Smart Shelf Vision for Retail Analytics

Industrie- Manufacturiig Germany Berlin
Problem to Solve
A regional retail chain approached orionic with a recurring challenge: frequent stock misplacements and empty shelves in their stores led to lost sales and poor customer experience. Manual shelf checks were time-consuming and inconsistent, especially during peak hours, making it difficult for store managers to maintain accurate real-time visibility of inventory on the shop floor.
Our Solution
The orionic AI team developed a lightweight computer vision system capable of monitoring product shelves using standard in-store security cameras. The system was trained to detect empty spaces, misplaced products, and pricing label errors without the need for specialized hardware.
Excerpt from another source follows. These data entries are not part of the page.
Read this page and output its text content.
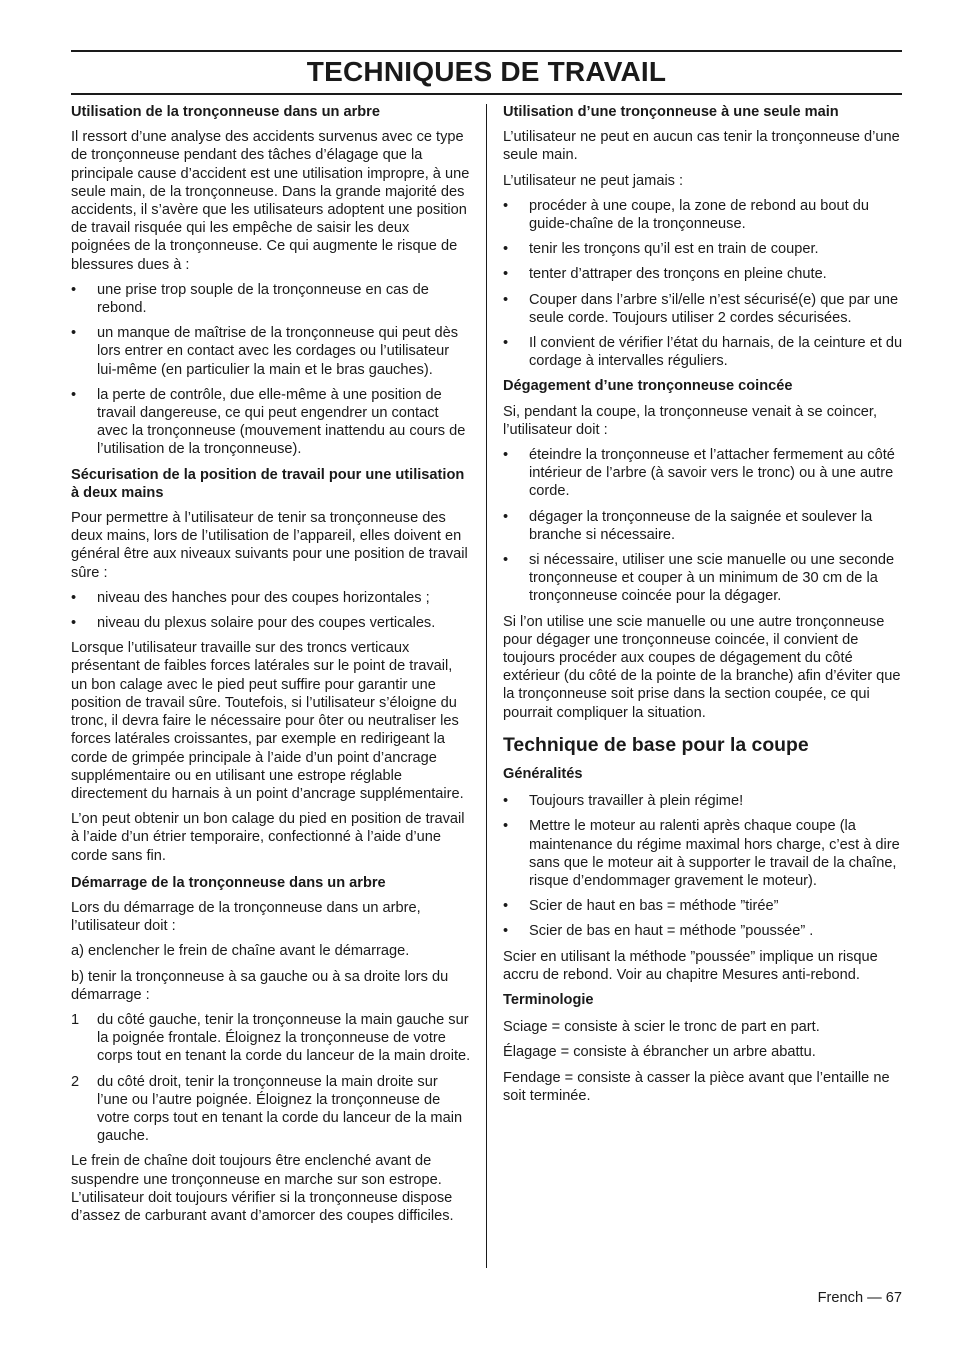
TECHNIQUES DE TRAVAIL
Utilisation de la tronçonneuse dans un arbre

Il ressort d’une analyse des accidents survenus avec ce type de tronçonneuse pendant des tâches d’élagage que la principale cause d’accident est une utilisation impropre, à une seule main, de la tronçonneuse. Dans la grande majorité des accidents, il s’avère que les utilisateurs adoptent une position de travail risquée qui les empêche de saisir les deux poignées de la tronçonneuse. Ce qui augmente le risque de blessures dues à :

•	une prise trop souple de la tronçonneuse en cas de rebond.
•	un manque de maîtrise de la tronçonneuse qui peut dès lors entrer en contact avec les cordages ou l’utilisateur lui-même (en particulier la main et le bras gauches).
•	la perte de contrôle, due elle-même à une position de travail dangereuse, ce qui peut engendrer un contact avec la tronçonneuse (mouvement inattendu au cours de l’utilisation de la tronçonneuse).
Sécurisation de la position de travail pour une utilisation à deux mains

Pour permettre à l’utilisateur de tenir sa tronçonneuse des deux mains, lors de l’utilisation de l’appareil, elles doivent en général être aux niveaux suivants pour une position de travail sûre :

•	niveau des hanches pour des coupes horizontales ;
•	niveau du plexus solaire pour des coupes verticales.

Lorsque l’utilisateur travaille sur des troncs verticaux présentant de faibles forces latérales sur le point de travail, un bon calage avec le pied peut suffire pour garantir une position de travail sûre. Toutefois, si l’utilisateur s’éloigne du tronc, il devra faire le nécessaire pour ôter ou neutraliser les forces latérales croissantes, par exemple en redirigeant la corde de grimpée principale à l’aide d’un point d’ancrage supplémentaire ou en utilisant une estrope réglable directement du harnais à un point d’ancrage supplémentaire.

L’on peut obtenir un bon calage du pied en position de travail à l’aide d’un étrier temporaire, confectionné à l’aide d’une corde sans fin.

Démarrage de la tronçonneuse dans un arbre

Lors du démarrage de la tronçonneuse dans un arbre, l’utilisateur doit :

a) enclencher le frein de chaîne avant le démarrage.

b) tenir la tronçonneuse à sa gauche ou à sa droite lors du démarrage :

1	du côté gauche, tenir la tronçonneuse la main gauche sur la poignée frontale. Éloignez la tronçonneuse de votre corps tout en tenant la corde du lanceur de la main droite.
2	du côté droit, tenir la tronçonneuse la main droite sur l’une ou l’autre poignée. Éloignez la tronçonneuse de votre corps tout en tenant la corde du lanceur de la main gauche.

Le frein de chaîne doit toujours être enclenché avant de suspendre une tronçonneuse en marche sur son estrope. L’utilisateur doit toujours vérifier si la tronçonneuse dispose d’assez de carburant avant d’amorcer des coupes difficiles.

Utilisation d’une tronçonneuse à une seule main

L’utilisateur ne peut en aucun cas tenir la tronçonneuse d’une seule main.

L’utilisateur ne peut jamais :

•	procéder à une coupe, la zone de rebond au bout du guide-chaîne de la tronçonneuse.
•	tenir les tronçons qu’il est en train de couper.
•	tenter d’attraper des tronçons en pleine chute.
•	Couper dans l’arbre s’il/elle n’est sécurisé(e) que par une seule corde. Toujours utiliser 2 cordes sécurisées.
•	Il convient de vérifier l’état du harnais, de la ceinture et du cordage à intervalles réguliers.
Dégagement d’une tronçonneuse coincée

Si, pendant la coupe, la tronçonneuse venait à se coincer, l’utilisateur doit :

•	éteindre la tronçonneuse et l’attacher fermement au côté intérieur de l’arbre (à savoir vers le tronc) ou à une autre corde.
•	dégager la tronçonneuse de la saignée et soulever la branche si nécessaire.
•	si nécessaire, utiliser une scie manuelle ou une seconde tronçonneuse et couper à un minimum de 30 cm de la tronçonneuse coincée pour la dégager.

Si l’on utilise une scie manuelle ou une autre tronçonneuse pour dégager une tronçonneuse coincée, il convient de toujours procéder aux coupes de dégagement du côté extérieur (du côté de la pointe de la branche) afin d’éviter que la tronçonneuse soit prise dans la section coupée, ce qui pourrait compliquer la situation.

Technique de base pour la coupe
Généralités
•	Toujours travailler à plein régime!
•	Mettre le moteur au ralenti après chaque coupe (la maintenance du régime maximal hors charge, c’est à dire sans que le moteur ait à supporter le travail de la chaîne, risque d’endommager gravement le moteur).
•	Scier de haut en bas = méthode ”tirée”
•	Scier de bas en haut = méthode ”poussée” .

Scier en utilisant la méthode ”poussée” implique un risque accru de rebond. Voir au chapitre Mesures anti-rebond.

Terminologie

Sciage = consiste à scier le tronc de part en part.

Élagage = consiste à ébrancher un arbre abattu.

Fendage = consiste à casser la pièce avant que l’entaille ne soit terminée.

French — 67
Through a simple dashboard, store employees received instant alerts whenever a product was out of stock or incorrectly placed. The system was integrated with the retailer’s existing inventory management software, automatically triggering restocking requests and updating real-time availability data. By deploying the solution on the retailer’s local edge devices, orionic ensured full GDPR compliance and data security, avoiding the need to store or transmit customer images to the cloud.
Results & Effects
The pilot deployment across three stores demonstrated a 30% reduction in restocking delays and a 15% increase in on-shelf product availability. Store managers reported that the solution simplified daily operations and allowed staff to focus more on customer service rather than manual shelf monitoring. This project illustrated how a practical, cost-efficient computer vision system can deliver measurable business value - bridging AI innovation with tangible operational impact in everyday retail environments.